С 2003 года на испытательной базе концерна на Ладоге мы проводим международный семинар "Навигация и управление движением". Талантливые студенты и аспиранты из России, Германии, Финляндии, Великобритании, Китая и многих других стран получают приглашение выступить здесь с докладами, послушать лекции ведущих ученых в области навигации и управления движением, пообщаться с коллегами в непринужденной обстановке. У нас выступали такие известные ученые, как генеральный конструктор обитаемых космических аппаратов Владимир Алексеевич Соловьев и его предшественник Евгений Анатольевич Микрин, легенда космонавтики Борис Евсеевич Черток, профессоры петербургских и московских вузов.

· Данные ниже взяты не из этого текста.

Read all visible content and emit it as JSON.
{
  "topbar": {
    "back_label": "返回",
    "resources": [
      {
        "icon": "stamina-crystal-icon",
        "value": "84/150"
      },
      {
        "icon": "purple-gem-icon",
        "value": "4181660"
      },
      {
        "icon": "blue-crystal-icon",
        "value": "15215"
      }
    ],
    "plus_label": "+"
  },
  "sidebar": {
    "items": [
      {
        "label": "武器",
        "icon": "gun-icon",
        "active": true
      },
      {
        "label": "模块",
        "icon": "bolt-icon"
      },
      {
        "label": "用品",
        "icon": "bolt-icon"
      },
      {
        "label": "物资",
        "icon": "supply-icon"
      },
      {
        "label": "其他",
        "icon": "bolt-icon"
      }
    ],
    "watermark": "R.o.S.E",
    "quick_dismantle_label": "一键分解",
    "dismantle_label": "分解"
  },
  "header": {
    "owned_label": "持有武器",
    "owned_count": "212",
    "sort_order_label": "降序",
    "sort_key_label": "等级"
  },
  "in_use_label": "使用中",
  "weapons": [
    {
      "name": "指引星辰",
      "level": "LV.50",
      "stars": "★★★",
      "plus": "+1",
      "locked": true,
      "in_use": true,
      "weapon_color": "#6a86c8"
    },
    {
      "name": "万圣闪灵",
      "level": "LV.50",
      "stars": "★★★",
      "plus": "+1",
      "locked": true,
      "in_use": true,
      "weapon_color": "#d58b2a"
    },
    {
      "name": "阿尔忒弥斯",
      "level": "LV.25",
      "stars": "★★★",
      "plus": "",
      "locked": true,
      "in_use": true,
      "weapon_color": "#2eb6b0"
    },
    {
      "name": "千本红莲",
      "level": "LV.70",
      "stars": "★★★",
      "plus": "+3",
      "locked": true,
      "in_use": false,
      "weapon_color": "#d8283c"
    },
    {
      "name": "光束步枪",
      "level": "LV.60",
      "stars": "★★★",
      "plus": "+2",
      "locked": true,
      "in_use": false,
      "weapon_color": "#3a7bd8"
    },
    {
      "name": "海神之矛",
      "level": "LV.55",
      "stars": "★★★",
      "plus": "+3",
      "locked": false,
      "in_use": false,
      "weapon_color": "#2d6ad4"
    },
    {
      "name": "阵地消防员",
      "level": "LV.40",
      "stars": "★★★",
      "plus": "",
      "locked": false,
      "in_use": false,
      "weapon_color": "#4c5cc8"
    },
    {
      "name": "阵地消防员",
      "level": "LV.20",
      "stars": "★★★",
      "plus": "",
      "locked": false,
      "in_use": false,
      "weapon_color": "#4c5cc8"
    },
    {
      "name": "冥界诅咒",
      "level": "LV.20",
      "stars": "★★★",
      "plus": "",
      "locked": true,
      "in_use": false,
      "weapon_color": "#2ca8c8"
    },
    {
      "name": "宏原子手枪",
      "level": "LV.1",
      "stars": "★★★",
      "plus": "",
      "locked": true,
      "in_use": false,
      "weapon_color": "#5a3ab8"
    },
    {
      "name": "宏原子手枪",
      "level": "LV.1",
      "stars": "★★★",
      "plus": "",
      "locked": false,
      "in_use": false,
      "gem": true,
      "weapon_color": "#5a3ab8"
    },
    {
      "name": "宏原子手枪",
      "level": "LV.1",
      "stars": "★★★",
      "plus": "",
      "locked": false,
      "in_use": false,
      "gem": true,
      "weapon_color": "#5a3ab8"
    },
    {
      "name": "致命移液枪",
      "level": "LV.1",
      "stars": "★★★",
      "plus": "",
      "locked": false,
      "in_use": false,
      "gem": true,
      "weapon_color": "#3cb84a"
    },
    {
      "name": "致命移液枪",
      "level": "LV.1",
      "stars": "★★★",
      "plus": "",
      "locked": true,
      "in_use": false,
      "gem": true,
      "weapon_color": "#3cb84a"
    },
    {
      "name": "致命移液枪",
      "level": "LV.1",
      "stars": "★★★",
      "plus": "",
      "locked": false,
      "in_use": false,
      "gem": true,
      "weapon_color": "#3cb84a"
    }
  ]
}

Международный семинар "Навигация и управление движением" (Ладожское озеро, 2019 год) / Фото: АО "Концерн "ЦНИИ "Электроприбор" |
И, наконец, в последние недели мая мы ежегодно проводим Международную конференцию по интегрированным навигационным системам. Сейчас из-за ковида участников стало меньше. Раньше же на конференцию приезжали представители из 20-25 стран, и темы затрагивались различные – от гироскопов до спутниковых и интегрированных систем. Всё это делается для того, чтобы проложить дорогу молодым специалистам к новой технике, а у кого есть желание и способности – и к науке.
– Вы вспомнили Бориса Чертока. Он признавался, что никогда не видел Сергея Павловича Королева таким счастливым, как после пуска ракеты с борта экспериментальной подводной лодки проекта В611. Какие впечатления от работы с моряками у вас?
– Моряки-подводники работают с комбинацией очень сложной техники. Им подчиняются атомная энергетика, баллистические и крылатые ракеты, навигационные и гидроакустические комплексы. Точность навигации для безопасного плавания в тысячи раз ниже той, что требуется для эффективного использования ракетного оружия на корабле. Морские офицеры традиционно были хорошо образованными.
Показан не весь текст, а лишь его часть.